Eroding Trust and Regional Standing
The fallout extends beyond policy. Regional observers warn that St. Kitts and Nevis risks losing credibility within CARICOM and the OECS by appearing indecisive and politically insular. The Drew administration’s diplomatic pattern — one of inconsistency, opacity, and political double-talk — has left even supporters quietly uneasy.
As one political strategist bluntly put it:
“You can’t preach democracy at home and practice diplomacy in secret abroad.

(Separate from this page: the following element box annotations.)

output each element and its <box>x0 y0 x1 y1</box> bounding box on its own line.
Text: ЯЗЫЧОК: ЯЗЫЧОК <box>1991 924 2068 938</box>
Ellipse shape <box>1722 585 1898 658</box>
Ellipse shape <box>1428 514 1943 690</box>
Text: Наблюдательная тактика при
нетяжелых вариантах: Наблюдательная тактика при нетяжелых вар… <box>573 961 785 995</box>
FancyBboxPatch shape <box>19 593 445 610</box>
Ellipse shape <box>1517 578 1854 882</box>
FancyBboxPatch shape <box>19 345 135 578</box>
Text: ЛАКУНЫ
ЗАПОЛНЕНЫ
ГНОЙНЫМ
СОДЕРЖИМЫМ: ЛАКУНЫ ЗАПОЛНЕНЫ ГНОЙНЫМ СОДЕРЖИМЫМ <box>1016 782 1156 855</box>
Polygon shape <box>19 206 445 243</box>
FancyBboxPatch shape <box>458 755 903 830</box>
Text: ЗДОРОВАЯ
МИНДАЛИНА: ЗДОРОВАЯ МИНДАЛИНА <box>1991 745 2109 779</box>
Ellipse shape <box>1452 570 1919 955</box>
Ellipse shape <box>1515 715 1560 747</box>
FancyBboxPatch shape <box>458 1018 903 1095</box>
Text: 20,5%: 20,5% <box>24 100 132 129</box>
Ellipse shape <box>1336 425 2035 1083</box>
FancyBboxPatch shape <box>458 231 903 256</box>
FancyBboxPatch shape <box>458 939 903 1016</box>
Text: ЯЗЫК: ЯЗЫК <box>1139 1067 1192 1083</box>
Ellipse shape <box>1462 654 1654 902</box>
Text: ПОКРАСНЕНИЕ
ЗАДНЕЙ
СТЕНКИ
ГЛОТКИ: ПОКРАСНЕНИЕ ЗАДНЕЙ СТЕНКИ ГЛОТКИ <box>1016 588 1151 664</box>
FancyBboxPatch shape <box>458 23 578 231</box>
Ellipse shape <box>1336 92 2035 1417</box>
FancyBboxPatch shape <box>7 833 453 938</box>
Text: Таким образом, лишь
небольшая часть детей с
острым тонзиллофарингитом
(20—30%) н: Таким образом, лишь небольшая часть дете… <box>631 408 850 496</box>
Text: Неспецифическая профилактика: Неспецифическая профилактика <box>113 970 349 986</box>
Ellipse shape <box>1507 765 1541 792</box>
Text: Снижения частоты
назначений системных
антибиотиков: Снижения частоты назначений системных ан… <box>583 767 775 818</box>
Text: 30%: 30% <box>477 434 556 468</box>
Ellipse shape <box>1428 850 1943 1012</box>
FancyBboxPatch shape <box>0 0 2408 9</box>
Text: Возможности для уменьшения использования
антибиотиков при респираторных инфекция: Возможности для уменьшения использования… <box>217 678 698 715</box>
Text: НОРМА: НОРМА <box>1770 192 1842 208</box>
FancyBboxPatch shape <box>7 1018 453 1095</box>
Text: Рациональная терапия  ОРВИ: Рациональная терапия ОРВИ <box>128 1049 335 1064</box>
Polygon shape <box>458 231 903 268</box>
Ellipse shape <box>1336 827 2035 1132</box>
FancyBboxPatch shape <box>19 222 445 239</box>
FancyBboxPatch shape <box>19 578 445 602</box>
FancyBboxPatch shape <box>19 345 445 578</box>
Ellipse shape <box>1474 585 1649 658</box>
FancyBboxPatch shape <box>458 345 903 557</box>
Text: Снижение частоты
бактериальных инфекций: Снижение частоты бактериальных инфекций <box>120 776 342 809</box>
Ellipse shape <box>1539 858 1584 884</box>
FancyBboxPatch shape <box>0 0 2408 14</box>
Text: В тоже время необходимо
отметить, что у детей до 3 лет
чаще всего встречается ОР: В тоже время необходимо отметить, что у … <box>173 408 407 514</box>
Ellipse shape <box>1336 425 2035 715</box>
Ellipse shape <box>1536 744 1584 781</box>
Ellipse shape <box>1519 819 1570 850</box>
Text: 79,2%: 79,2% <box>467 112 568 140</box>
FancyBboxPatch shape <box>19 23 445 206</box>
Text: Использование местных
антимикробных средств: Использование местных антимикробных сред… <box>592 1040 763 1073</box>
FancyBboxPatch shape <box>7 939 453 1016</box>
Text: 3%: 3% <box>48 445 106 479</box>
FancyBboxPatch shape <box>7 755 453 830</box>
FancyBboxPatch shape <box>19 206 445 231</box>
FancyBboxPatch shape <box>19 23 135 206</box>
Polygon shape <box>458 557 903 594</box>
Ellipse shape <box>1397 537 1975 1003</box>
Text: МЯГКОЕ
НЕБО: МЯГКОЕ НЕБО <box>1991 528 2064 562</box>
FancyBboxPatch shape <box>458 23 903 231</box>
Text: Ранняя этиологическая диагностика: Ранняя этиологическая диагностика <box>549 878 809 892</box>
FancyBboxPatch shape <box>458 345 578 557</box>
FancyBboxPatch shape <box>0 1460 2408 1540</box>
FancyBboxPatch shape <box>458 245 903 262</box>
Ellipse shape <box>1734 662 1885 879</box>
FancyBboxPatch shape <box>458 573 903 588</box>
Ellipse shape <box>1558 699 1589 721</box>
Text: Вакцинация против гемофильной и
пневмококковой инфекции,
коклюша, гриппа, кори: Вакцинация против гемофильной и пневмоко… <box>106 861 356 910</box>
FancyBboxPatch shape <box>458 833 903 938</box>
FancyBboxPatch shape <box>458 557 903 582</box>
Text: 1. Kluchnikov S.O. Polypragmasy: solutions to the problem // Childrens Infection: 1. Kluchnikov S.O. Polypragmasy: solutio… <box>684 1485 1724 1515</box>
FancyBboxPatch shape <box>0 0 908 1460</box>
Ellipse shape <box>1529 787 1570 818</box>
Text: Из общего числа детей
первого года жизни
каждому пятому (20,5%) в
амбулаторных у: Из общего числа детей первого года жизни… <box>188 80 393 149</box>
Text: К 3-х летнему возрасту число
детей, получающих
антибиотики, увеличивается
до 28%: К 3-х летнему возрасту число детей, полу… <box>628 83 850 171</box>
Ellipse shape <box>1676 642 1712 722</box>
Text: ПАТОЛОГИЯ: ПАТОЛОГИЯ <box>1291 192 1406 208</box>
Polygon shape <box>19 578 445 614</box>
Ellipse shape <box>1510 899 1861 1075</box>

Either the people matter in all decisions, or they don’t matter at all.”
For a government that claims to champion transparency and citizen participation, the glaring contradiction between the Prime Minister’s “consultation-first” rhetoric and his unilateral actions on Nigeria raises deeper concerns about credibility, governance, and truth in leadership.
A Question of Principle
At its core, this controversy isn’t about CARICOM versus Nigeria — it’s about honesty, accountability, and the sanctity of public trust. Drew’s double standard reveals a troubling trend: consultation not as a democratic principle, but as a political tool, deployed selectively to delay or disguise decisions that might be unpopular or politically risky.
As CARICOM’s vision of free movement moves ahead without St. Kitts and Nevis, one thing has become painfully clear: this government’s borders may be invisible on paper, but its hypocrisy is in full view.